What appears to be the same footage was used in a report about a counterterrorist operation in the North Caucasus 18 months ago, and a killing in Ukraine recently.
What appears to be the same footage was used in a report about a counterterrorist operation in the North Caucasus 18 months ago, and a killing in Ukraine recently.
Both the image and the implication were disturbing: a splayed corpse in an open field that Russian state television suggested was that of a civilian killed by Kyiv's forces to intimidate pro-Russian separatists in the eastern Donetsk region.

But the footage of the corpse featured in a May 16 newscast by state-owned broadcaster Rossia-1 appears to be identical to video material aired 18 months earlier in a report on an antiterrorist operation in Russia's restive North Caucasus region.

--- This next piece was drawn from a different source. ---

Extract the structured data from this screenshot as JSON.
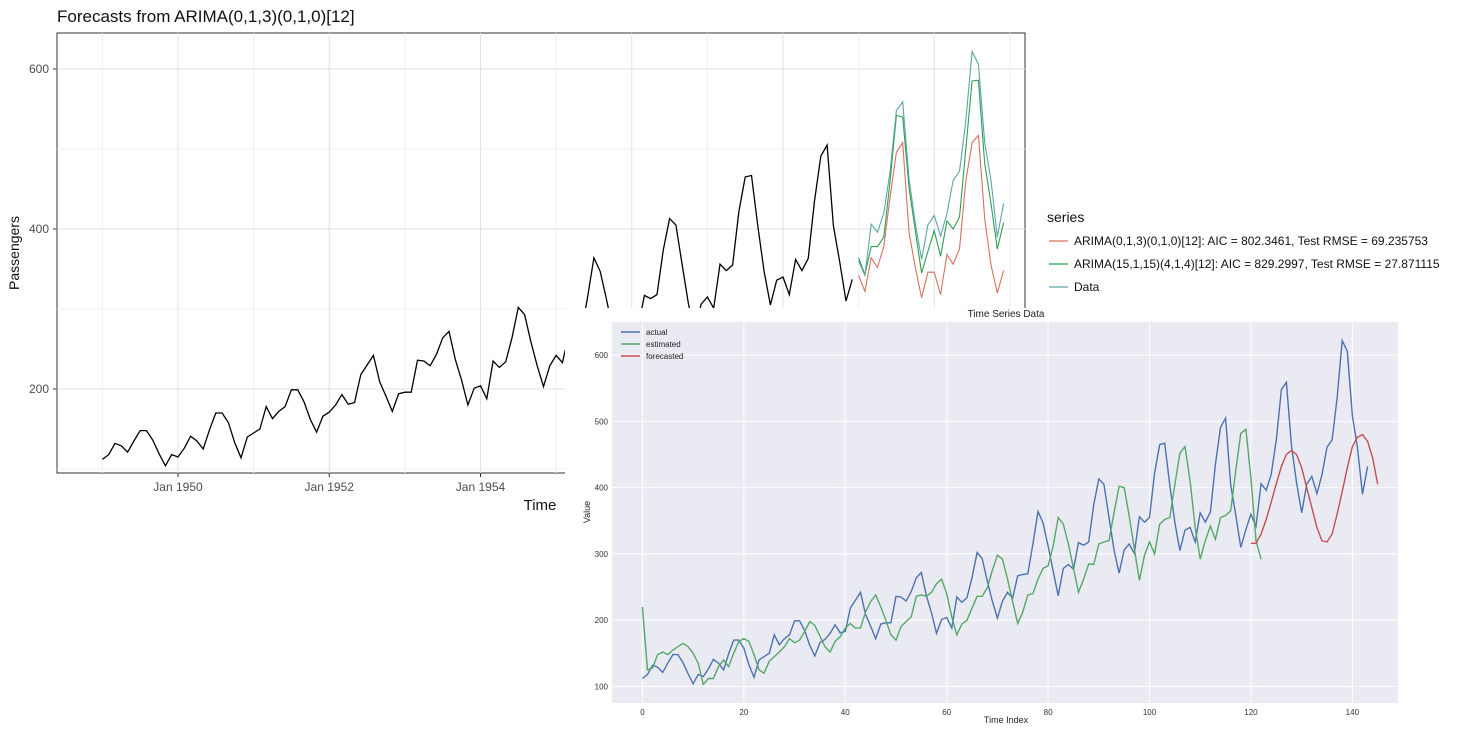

In its report on fighting between Ukrainian federal forces and militias backing the self-proclaimed Donetsk People's Republic near the city of Slovyansk, Rossia-1 set up the footage of the corpse by saying that "every day peaceful civilians continue to die."

The body is then shown lying on the ground next to a handgun as the voiceover explains that the Ukrainian National Guard killed a man whom the armed separatists did not recognize as their own. The weapon was left at the scene to "send a message that an enemy was killed," Rossia-1 explained.

The report, however, shows what appears to be the exact same footage that its sister channel, Rossia-24, used in a November 18, 2012, report about a counterterrorist operation in Russia's North Caucasus Republic of Kabardino-Balkaria.

Five militants were killed in that operation, Rossia-24 reported at the time.

In addition to showing what seems to be the same corpse, both the May 16 report from Ukraine and the 2012 report on the Kabardino-Balkaria operation include apparently identical footage of four armed, uniformed men surveying a grassy, fog-swept field.

The same raw footage was posted on YouTube the same day as the 2012 report on the counterterrorist operation, with Russia's National Antiterrorism Committee cited as the source.

In the May 16 report, Rossia-1 also interviewed a masked separatist holding an assault rifle who alleged that Ukrainian commanders operating in the area had executed their own soldiers who refused to obey "antipopular" orders.

Ukrainian and Western officials have accused the Russian media of engaging in naked propaganda to promote the Kremlin's message that the government in Kyiv is illegitimate and is backing "fascists" bent on persecuting ethnic Russians and Ukrainians who oppose its authority.

Last month, a nationally televised documentary in Russia suggested the Ukrainian government was building an internment camp for those "who speak out" against Ukrainian ultranationalists and for people whom "the current authorities in Kyiv call separatists."

Construction of the facility shown in the documentary, however, was begun in 2012 under then-Ukrainian President Viktor Yanukovych, who fled to Russia in late February following mass protests in Kyiv and other major Ukrainian cities.

The building is part of an EU-funded project to temporarily house illegal migrants.